JVP leader Anura Kumara Dissanayake, MP, is raking Opposition Leader Sajith Premadasa over the coals for having asked the government to hold a snap election. Those who call for elections while people are dying of Covid-19 need psychiatric care, Dissanayake has declared. True, there is absolutely no need for an election at this juncture, and the country’s top priority should be fighting the pandemic, and everything else can wait. But Premadasa should not be singled out for criticism; all politicians see opportunities in crises. If the present-day leaders had been in the Opposition today, they would also have asked for an election; they made the most of a national security crisis in 2019 to floor the yahapalana government and capture power.

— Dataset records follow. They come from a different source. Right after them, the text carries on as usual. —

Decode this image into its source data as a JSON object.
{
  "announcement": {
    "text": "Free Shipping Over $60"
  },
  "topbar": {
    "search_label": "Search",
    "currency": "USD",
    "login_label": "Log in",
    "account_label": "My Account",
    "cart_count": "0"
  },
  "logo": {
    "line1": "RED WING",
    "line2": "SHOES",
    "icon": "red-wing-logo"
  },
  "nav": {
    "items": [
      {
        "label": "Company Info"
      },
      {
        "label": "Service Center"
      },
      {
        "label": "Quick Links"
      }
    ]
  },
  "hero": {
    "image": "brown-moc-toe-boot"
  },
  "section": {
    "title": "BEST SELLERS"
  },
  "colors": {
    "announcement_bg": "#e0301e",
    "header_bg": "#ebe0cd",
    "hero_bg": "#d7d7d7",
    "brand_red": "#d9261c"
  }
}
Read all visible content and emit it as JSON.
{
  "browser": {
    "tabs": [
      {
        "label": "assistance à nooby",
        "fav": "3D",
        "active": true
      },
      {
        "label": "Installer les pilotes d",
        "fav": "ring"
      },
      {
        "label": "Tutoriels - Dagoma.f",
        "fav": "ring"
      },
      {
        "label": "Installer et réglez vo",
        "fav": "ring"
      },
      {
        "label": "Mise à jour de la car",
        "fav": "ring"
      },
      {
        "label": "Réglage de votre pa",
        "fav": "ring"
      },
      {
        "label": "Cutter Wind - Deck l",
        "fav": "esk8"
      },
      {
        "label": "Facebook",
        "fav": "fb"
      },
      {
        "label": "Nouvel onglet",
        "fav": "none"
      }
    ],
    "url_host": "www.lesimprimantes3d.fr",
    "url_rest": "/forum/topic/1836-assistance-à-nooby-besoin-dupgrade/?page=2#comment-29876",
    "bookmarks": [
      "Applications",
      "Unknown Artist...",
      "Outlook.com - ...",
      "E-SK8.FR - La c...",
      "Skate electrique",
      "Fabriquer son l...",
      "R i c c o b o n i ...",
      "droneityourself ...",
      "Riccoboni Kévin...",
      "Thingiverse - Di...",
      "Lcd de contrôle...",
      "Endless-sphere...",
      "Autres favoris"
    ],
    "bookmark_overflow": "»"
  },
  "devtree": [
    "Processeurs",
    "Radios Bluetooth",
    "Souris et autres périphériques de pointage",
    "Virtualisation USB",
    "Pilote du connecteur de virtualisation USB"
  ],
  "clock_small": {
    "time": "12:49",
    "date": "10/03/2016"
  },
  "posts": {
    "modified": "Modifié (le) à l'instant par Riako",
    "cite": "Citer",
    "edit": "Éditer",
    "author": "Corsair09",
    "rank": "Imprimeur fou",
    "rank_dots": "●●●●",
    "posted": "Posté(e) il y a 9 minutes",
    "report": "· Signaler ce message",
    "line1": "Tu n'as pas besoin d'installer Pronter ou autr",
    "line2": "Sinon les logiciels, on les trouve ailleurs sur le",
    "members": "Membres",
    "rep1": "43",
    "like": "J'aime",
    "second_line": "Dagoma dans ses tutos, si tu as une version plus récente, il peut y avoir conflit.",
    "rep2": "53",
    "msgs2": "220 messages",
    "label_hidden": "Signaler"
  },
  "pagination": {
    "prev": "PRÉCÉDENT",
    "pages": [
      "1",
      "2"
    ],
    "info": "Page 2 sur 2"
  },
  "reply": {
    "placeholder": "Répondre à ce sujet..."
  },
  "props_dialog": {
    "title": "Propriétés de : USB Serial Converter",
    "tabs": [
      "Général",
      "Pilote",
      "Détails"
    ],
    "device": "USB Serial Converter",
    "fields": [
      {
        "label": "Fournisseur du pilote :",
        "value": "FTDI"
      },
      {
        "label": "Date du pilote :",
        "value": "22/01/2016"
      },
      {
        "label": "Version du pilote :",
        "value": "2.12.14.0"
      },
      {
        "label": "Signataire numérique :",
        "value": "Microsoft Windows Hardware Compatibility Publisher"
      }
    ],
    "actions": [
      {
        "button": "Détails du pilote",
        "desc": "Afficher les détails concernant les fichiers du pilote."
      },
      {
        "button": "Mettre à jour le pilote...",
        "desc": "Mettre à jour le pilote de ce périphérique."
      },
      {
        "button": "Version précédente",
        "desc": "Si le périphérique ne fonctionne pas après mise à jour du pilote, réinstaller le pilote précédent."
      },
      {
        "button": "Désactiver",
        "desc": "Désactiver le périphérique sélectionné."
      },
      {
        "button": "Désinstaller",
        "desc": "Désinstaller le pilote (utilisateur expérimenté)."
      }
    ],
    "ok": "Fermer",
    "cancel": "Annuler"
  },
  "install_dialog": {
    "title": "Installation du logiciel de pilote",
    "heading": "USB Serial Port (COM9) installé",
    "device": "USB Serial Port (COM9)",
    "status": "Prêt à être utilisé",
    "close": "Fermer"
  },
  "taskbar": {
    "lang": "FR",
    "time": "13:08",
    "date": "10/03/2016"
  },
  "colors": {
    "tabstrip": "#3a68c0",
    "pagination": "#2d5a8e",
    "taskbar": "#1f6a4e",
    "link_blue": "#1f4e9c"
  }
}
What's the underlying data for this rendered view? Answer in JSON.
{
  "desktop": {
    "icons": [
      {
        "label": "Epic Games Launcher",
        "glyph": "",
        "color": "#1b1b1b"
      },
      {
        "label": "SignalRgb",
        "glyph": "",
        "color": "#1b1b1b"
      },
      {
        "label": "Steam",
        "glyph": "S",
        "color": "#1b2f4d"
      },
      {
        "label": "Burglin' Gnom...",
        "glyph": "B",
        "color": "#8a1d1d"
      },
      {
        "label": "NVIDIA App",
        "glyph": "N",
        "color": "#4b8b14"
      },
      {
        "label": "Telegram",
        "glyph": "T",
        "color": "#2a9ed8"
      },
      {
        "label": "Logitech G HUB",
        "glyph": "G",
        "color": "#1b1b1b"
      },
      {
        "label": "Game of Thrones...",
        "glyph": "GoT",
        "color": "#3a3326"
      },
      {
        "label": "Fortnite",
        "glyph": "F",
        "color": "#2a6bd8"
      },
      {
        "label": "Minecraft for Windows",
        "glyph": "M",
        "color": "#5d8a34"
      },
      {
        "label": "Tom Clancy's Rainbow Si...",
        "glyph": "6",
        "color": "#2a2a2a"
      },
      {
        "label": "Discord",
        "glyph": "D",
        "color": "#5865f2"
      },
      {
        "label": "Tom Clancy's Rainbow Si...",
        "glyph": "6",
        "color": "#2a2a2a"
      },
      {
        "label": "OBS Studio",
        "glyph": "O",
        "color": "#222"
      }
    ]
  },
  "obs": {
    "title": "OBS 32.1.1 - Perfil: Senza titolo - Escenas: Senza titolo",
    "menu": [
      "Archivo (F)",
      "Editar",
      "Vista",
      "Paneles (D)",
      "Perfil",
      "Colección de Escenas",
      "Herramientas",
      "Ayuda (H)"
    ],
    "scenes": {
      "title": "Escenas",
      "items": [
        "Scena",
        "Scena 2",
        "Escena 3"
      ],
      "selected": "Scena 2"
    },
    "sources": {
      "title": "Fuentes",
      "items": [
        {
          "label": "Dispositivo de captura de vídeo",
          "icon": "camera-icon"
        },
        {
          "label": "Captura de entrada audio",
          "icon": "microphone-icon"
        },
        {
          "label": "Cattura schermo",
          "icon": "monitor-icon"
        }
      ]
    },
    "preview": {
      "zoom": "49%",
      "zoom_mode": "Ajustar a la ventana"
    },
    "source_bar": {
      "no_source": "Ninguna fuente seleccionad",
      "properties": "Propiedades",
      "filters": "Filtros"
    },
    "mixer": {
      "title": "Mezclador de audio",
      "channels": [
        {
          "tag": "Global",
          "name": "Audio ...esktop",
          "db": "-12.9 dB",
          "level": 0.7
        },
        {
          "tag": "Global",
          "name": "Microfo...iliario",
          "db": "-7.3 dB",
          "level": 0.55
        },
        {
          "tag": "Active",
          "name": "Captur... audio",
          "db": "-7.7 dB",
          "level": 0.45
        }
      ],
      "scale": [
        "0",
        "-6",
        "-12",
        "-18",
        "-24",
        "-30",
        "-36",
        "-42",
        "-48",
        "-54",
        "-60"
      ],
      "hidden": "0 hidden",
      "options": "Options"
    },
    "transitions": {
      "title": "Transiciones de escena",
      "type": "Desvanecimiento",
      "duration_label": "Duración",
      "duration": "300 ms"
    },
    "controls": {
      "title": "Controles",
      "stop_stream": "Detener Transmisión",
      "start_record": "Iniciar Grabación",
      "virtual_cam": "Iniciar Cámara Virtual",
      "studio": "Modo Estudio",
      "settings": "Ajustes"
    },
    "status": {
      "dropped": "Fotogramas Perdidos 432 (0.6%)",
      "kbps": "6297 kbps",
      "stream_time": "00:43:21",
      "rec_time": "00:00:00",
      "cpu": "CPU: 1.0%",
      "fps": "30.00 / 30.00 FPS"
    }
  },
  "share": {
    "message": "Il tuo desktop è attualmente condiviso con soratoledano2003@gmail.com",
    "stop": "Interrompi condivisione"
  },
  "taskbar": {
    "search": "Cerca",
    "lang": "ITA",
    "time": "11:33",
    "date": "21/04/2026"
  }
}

The JVP is not acting out of principle when it opposes Premadasa’s call for polls; it is scared of facing elections. It, however, has a history of trying to topple a government while the country was in a bigger crisis. It joined forces with others in a bid to defeat the Rajapaksa administration’s budgets in 2007 and 2008 while the country’s war against the LTTE was raging. Had they succeeded in their endeavour, the government would have fallen, and an election would have had to be held; Prabhakaran would have been given ample time to have international pressure ratcheted up on Sri Lanka to halt or abandon military operations against the LTTE; the armed forces, too, would have been greatly demoralised in such a situation.

In this country, politicians think of everything in terms of elections. It is said that a politician thinks of the next election; a statesman of the next generation. Sri Lanka’s biggest problem is that it has not had statespersons.